Hence, the expansion of [math]\hat{w}\left( \gamma\right) [/math] becomes, from [math]\hat{w}\left( 0\right) =0[/math],

[math] \hat{w}\left( \gamma\right) =\sum_{n=-2}^{\infty}\left[ \frac{R\left( q_n\right) }{\gamma-q_n}+\frac{R\left( q_n\right) }{q_n}\right] =\sum_{n=-2}^{\infty} \left[ \frac{2q_nR\left( q_n\right) }{\gamma^{2}-q_n^{2}}+\frac{2R\left( q_n\right) }{q_n}\right] . [/math]

Note that the summation on the first line is over all poles of [math]\hat{w}\left( \gamma\right) [/math]. Note that [math]R\left( q\right) =-R\left( -q\right) [/math], since [math]\hat{w}\left( \gamma\right) [/math] is an even function and

[math] -\left( \gamma-q\right) \hat{w}\left( \gamma\right) =\left( -\gamma+q\right) \hat{w}\left( -\gamma\right) =\left( \gamma+q\right) \hat{w}\left( \gamma\right) . [/math]

Note that the term [math]\sum2R\left( q\right) /q[/math] is zero. Indeed, expansion of the function [math]\hat{w}\left( \gamma\right) \gamma[/math] which has the same analytic properties and poles as the function [math]\hat{w}[/math] and residues [math]R\left( q\right) q[/math] at [math]\gamma=q[/math]. Hence, [math]\hat{w}\left( \gamma\right) \gamma[/math] is expanded as,

[math] \hat{w}\left( \gamma\right) \gamma=\sum_{n=-2}^{\infty}\left[ \frac{q_nR\left( q_n\right) }{\gamma-q_n}+\frac{q_nR\left( q_n\right) }{q_n}\right] = \sum_{n=-2}^{\infty} \frac{2\gamma q_nR\left( q_n\right) }{\gamma^{2}-q_n^{2}}. [/math]

The fact that [math]\sum2R\left( q\right) /q[/math] is zero can also be confirmed by using the contour integration of the function [math]\hat{w}\left( \gamma\right) /\gamma[/math]. The function [math]\hat{w}\left( \gamma\right) /\gamma[/math] is an odd function and has the same poles as the function [math]\hat{w}\left( \gamma\right) [/math] with the residues [math]R\left( q\right) /q[/math]. Notice that [math]\gamma=0[/math] is not a singular point of [math]\hat{w}\left( \gamma\right) /\gamma[/math]. Hence, the integration over the real axis is zero and [math]\hat{w}\left( \gamma\right) /\gamma\rightarrow0[/math] on the semi-arc with order of [math]A^{-3}[/math] as [math]A\rightarrow\infty[/math].

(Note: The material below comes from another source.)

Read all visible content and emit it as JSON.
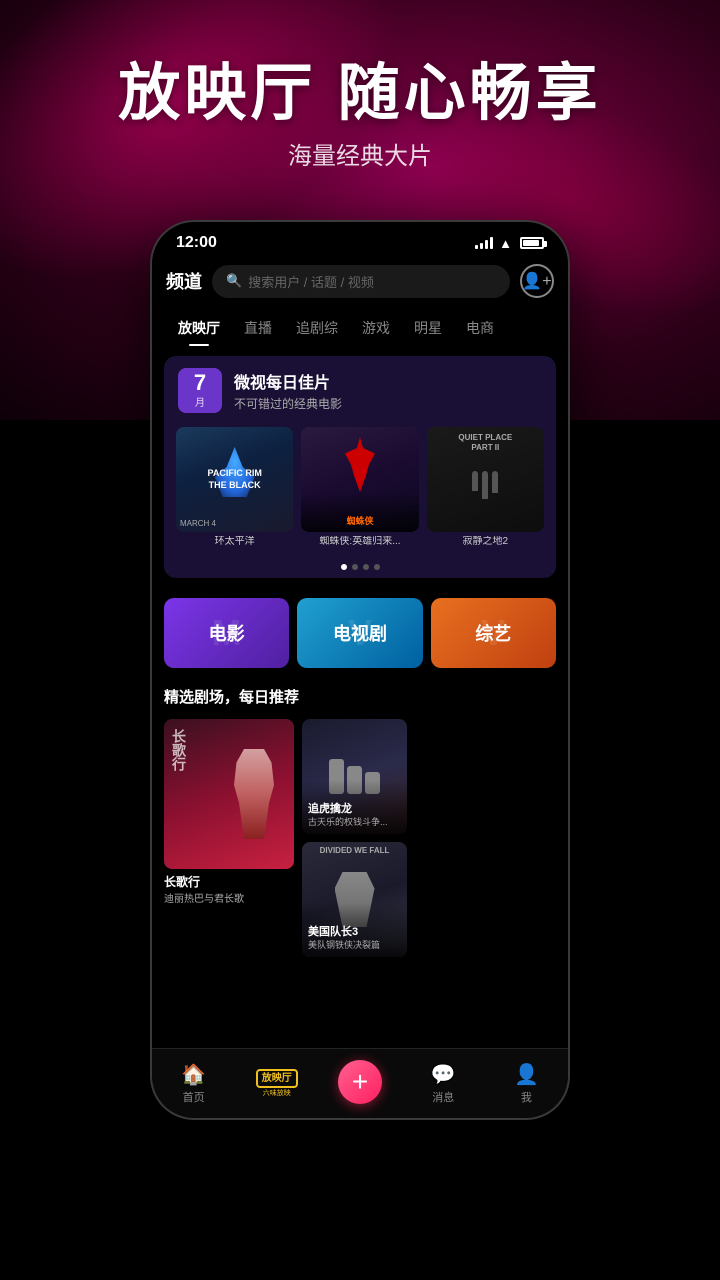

The residues [math]R\left( q\right) [/math] can be calculated using the usual formula. Since each of the poles of [math]\hat{w}\left( \gamma\right) [/math] is simple, the residue [math]R\left( q\right) [/math] at a pole [math]q[/math] can be found using the expression

[math]\begin{matrix} R\left( q\right) & =\left[ \left. \frac{d}{d\gamma}d\left( \gamma ,\omega\right) \right| _{\gamma=q}\right] ^{-1}\\ & =\left[ 4q^{3}+\omega^{2}\left( \frac{qH+\tanh qH-qH\tanh^{2}qH} {q^{2}\tanh^{2}qH}\right) \right] ^{-1}. \end{matrix}[/math]

As each pole [math]q[/math] is a root of the dispersion equation, we may substitute [math]\tanh qH=\omega^{2}/\left( q^{5}+uq\right) [/math], where for brevity we have defined [math]u=\left( 1-m\omega^{2}\right) [/math]. The residue may then be given as the rational function of the pole

[math] R\left( q\right) =\frac{\omega^{2}q}{\omega^{2}\left( 5q^{4}+u\right) +H\left[ \left( q^{5}+uq\right) ^{2}-\omega^{4}\right] }. [/math]

This form avoids calculation of the hyperbolic tangent which becomes small at the imaginary roots. This causes numerical round-off problems since [math]q_{n}H[/math] tends to [math]n\pi[/math] as [math]n[/math] becomes large, which makes [math]\tan q_{n}H[/math] become small.